On Sat, Mar 17, 2012 at 03:27:12PM -0700, Ben Pfaff wrote:
John Darrington <[email protected]> writes:
> Here's another idea that comes to mind: is there a maximum number
> of categories that makes sense? Would a "max categories" setting
> defaulting to, say, 1000, still allow most users to get real work
> done in realistic cases?
>
> 1000 would be much too high. How many machines can allocate 64GB of
heap?
> "Realistic cases" is somewhat subjective. But I cannot envisage that in
> most instances more than 20 categories would be involved - but who knows?
I mean, 1000 categories per instance, not 1000 instances.
I think I've lost track of what we mean by "instance".
Presumably, 1000 categories do not need much memory (a few
kilobytes?) unless the space for categories is, say, O(n**2) in
the number of categories (I haven't looked).

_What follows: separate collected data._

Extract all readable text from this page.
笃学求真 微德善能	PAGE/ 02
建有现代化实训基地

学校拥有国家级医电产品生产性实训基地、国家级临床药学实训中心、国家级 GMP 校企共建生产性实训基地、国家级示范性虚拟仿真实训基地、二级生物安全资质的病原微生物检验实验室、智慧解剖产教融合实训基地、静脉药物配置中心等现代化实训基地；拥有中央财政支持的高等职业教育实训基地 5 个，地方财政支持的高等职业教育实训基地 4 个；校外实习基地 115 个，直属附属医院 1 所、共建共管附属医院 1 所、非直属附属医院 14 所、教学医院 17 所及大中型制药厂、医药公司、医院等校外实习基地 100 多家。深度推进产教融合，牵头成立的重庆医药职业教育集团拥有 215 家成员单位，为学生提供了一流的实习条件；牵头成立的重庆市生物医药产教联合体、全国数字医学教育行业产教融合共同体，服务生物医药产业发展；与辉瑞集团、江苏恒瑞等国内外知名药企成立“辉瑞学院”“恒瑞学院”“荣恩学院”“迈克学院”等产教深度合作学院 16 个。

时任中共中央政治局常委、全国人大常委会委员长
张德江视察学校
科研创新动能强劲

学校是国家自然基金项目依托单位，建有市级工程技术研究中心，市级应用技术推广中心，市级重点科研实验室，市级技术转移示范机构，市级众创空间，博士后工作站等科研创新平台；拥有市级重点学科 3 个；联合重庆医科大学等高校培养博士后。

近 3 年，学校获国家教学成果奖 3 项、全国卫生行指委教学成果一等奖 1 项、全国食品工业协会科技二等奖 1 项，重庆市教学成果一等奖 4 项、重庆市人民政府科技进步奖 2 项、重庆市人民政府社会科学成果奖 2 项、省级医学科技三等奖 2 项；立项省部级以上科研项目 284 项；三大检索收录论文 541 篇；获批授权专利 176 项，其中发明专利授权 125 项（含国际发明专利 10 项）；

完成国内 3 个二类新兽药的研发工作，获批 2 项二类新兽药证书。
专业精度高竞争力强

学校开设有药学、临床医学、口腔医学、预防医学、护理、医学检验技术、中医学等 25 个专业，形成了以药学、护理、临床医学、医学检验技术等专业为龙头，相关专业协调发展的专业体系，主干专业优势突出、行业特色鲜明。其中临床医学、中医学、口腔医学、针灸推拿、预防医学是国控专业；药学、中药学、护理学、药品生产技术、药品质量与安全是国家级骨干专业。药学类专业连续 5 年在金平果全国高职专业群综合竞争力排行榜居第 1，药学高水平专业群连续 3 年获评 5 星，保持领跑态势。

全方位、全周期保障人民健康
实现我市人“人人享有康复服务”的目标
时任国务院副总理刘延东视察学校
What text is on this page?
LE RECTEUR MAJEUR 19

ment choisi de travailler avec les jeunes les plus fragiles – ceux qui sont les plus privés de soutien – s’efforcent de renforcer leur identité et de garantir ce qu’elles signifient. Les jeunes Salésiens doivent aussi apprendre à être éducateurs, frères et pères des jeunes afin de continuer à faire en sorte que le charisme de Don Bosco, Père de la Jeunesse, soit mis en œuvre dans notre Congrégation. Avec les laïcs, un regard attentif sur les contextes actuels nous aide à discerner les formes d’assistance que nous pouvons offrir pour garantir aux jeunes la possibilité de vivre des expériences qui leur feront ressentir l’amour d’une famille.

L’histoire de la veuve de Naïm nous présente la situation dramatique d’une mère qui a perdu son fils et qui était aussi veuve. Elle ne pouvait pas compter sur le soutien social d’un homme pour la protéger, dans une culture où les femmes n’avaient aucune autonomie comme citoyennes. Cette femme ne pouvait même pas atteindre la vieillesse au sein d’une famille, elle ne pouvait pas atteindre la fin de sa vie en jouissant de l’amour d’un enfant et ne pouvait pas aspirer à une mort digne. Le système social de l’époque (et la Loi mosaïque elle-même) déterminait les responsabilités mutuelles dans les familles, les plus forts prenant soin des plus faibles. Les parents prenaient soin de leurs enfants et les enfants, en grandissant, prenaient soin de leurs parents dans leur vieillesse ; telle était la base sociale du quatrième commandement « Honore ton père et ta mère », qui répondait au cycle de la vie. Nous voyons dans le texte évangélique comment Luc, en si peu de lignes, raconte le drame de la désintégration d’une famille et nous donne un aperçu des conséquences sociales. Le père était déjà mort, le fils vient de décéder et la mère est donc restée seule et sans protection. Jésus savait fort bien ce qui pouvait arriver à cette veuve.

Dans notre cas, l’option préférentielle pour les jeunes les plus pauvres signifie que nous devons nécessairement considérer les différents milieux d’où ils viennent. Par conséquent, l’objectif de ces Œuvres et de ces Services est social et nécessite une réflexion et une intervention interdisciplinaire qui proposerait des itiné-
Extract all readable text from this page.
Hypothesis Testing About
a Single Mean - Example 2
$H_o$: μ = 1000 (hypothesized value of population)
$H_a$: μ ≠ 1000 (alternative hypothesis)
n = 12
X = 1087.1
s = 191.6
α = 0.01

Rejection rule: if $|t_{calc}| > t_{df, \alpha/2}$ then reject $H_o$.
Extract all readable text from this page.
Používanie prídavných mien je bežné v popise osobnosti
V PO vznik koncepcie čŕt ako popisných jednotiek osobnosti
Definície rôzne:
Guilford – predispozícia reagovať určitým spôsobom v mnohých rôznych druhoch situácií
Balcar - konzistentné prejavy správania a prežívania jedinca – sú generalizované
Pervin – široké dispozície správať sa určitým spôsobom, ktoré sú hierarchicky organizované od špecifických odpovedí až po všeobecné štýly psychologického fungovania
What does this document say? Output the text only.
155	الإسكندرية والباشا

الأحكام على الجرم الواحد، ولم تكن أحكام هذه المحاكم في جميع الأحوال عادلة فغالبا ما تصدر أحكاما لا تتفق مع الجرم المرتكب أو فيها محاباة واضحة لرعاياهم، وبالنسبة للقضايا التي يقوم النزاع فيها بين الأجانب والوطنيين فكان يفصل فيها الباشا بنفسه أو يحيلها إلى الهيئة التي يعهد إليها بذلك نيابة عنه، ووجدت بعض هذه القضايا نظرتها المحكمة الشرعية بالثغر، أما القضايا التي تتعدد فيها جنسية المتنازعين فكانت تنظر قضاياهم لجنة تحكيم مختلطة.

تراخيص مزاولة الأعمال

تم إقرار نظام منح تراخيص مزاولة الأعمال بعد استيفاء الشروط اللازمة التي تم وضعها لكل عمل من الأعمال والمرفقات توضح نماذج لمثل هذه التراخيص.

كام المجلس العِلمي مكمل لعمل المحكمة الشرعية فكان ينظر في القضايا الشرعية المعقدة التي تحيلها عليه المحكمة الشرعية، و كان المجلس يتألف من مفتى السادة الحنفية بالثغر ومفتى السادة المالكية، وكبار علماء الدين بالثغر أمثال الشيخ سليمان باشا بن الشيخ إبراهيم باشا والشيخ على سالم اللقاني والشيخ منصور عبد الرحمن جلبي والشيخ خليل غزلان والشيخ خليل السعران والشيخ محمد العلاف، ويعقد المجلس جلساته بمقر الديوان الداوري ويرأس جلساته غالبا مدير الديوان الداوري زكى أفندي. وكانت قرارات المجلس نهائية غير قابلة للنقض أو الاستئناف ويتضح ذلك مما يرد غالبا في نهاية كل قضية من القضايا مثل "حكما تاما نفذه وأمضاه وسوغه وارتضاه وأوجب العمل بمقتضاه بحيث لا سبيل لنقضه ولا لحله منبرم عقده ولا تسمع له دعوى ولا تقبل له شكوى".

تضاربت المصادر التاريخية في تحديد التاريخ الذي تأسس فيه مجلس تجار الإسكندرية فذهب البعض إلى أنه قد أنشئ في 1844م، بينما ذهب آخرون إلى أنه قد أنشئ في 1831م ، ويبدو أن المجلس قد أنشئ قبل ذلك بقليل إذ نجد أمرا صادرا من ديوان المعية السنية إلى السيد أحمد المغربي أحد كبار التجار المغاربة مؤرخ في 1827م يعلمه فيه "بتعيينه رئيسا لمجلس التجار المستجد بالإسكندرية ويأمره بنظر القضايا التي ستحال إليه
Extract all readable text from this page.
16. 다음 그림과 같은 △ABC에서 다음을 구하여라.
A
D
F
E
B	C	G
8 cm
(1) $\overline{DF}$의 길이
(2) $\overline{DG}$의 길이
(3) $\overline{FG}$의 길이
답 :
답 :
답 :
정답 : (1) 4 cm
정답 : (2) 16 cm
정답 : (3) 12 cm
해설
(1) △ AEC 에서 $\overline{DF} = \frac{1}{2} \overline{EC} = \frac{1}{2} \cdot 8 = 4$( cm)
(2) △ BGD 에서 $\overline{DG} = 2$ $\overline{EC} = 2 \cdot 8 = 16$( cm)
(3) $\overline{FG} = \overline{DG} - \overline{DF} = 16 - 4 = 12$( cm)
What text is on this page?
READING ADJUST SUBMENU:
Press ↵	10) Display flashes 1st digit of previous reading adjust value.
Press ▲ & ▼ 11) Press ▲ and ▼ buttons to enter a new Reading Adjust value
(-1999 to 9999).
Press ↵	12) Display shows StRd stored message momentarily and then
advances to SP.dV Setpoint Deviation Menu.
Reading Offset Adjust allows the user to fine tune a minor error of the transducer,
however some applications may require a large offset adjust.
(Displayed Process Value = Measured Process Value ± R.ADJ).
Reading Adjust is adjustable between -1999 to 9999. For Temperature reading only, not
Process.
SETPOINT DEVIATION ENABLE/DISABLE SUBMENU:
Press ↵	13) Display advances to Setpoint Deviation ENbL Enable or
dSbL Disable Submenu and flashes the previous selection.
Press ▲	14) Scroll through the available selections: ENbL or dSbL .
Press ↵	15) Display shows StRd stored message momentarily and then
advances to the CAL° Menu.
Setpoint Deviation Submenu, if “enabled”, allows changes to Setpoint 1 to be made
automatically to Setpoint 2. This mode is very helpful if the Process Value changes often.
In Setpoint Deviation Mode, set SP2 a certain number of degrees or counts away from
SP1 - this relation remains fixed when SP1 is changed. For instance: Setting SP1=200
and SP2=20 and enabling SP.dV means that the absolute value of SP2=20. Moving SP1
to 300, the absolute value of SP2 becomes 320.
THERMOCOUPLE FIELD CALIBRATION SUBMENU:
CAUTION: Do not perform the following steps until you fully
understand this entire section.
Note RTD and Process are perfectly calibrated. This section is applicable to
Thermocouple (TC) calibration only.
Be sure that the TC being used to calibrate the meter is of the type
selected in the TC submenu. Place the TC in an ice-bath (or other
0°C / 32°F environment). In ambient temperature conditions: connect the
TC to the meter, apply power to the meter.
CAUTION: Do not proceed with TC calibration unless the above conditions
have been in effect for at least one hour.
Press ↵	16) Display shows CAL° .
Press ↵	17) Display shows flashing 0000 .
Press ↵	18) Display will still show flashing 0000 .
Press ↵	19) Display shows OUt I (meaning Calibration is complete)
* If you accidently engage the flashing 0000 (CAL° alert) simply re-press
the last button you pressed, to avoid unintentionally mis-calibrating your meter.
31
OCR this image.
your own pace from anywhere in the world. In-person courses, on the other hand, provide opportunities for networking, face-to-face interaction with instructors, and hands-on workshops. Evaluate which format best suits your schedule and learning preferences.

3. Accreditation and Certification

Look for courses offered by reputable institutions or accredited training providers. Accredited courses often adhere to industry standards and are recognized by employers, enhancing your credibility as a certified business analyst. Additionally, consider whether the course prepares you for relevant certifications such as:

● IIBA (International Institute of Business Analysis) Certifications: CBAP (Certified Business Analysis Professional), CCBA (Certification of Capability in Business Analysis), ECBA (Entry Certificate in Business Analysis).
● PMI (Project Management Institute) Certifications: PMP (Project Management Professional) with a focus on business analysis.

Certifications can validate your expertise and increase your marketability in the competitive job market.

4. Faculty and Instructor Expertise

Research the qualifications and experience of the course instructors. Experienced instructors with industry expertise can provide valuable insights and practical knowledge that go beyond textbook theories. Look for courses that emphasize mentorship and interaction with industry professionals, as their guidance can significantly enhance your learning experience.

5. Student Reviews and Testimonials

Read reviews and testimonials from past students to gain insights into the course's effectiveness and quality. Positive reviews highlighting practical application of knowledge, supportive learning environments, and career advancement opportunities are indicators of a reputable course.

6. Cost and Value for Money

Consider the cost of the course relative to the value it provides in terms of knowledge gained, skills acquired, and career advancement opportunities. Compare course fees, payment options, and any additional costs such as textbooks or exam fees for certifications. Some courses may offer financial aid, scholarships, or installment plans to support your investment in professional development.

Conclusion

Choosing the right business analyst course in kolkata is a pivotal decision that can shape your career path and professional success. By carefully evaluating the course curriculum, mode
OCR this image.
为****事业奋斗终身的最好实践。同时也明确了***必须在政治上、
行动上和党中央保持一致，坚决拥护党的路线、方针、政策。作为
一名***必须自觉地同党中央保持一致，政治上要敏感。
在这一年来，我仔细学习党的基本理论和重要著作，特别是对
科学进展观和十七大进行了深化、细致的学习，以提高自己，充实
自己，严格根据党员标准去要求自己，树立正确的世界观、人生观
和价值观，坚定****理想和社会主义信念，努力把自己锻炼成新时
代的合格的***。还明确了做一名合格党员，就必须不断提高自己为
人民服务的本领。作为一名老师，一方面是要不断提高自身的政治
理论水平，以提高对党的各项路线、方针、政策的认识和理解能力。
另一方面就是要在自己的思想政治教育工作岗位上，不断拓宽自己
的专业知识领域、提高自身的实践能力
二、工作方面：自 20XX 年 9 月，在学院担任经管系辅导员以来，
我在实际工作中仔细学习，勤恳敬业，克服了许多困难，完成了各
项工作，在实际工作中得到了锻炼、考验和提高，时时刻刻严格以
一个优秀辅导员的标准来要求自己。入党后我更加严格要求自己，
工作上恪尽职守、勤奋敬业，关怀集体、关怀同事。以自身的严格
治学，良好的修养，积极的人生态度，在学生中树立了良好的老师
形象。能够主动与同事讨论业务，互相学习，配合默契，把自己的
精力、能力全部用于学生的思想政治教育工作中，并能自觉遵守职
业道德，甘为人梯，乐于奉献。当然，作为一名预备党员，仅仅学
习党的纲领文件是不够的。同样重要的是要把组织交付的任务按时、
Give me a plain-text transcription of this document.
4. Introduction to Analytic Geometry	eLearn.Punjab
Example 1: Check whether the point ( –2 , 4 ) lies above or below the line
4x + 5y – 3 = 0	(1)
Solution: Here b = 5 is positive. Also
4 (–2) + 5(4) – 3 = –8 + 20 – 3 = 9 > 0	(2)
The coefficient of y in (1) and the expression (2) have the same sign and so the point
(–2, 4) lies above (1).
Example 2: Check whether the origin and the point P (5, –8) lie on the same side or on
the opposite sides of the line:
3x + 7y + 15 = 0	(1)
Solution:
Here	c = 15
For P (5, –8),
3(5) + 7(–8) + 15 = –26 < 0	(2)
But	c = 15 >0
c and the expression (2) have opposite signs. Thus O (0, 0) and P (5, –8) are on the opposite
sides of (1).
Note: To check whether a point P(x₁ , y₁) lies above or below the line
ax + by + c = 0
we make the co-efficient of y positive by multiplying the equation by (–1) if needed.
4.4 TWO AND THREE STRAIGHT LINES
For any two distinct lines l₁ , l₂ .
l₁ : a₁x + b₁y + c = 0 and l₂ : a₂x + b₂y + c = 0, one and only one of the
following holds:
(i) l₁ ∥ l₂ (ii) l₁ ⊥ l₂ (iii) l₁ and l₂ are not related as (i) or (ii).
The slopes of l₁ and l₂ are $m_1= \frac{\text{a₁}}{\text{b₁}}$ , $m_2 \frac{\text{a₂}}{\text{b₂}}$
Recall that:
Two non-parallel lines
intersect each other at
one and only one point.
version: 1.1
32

Yes. If there is a very large number of categories, then it is highly likely
that each category contains only a small number of cases. But we don't
know that a priori.
The partcular problem I encountered stems from the fact, that for every
category, I'm calling sort_create_writer, which in turn allocates space for a
large number of cases - even if they are never used. I think I can solve
that problem by sorting the cases before categorising. But I'm wondering if
similar situations will arise where such an optimisation cannot be done.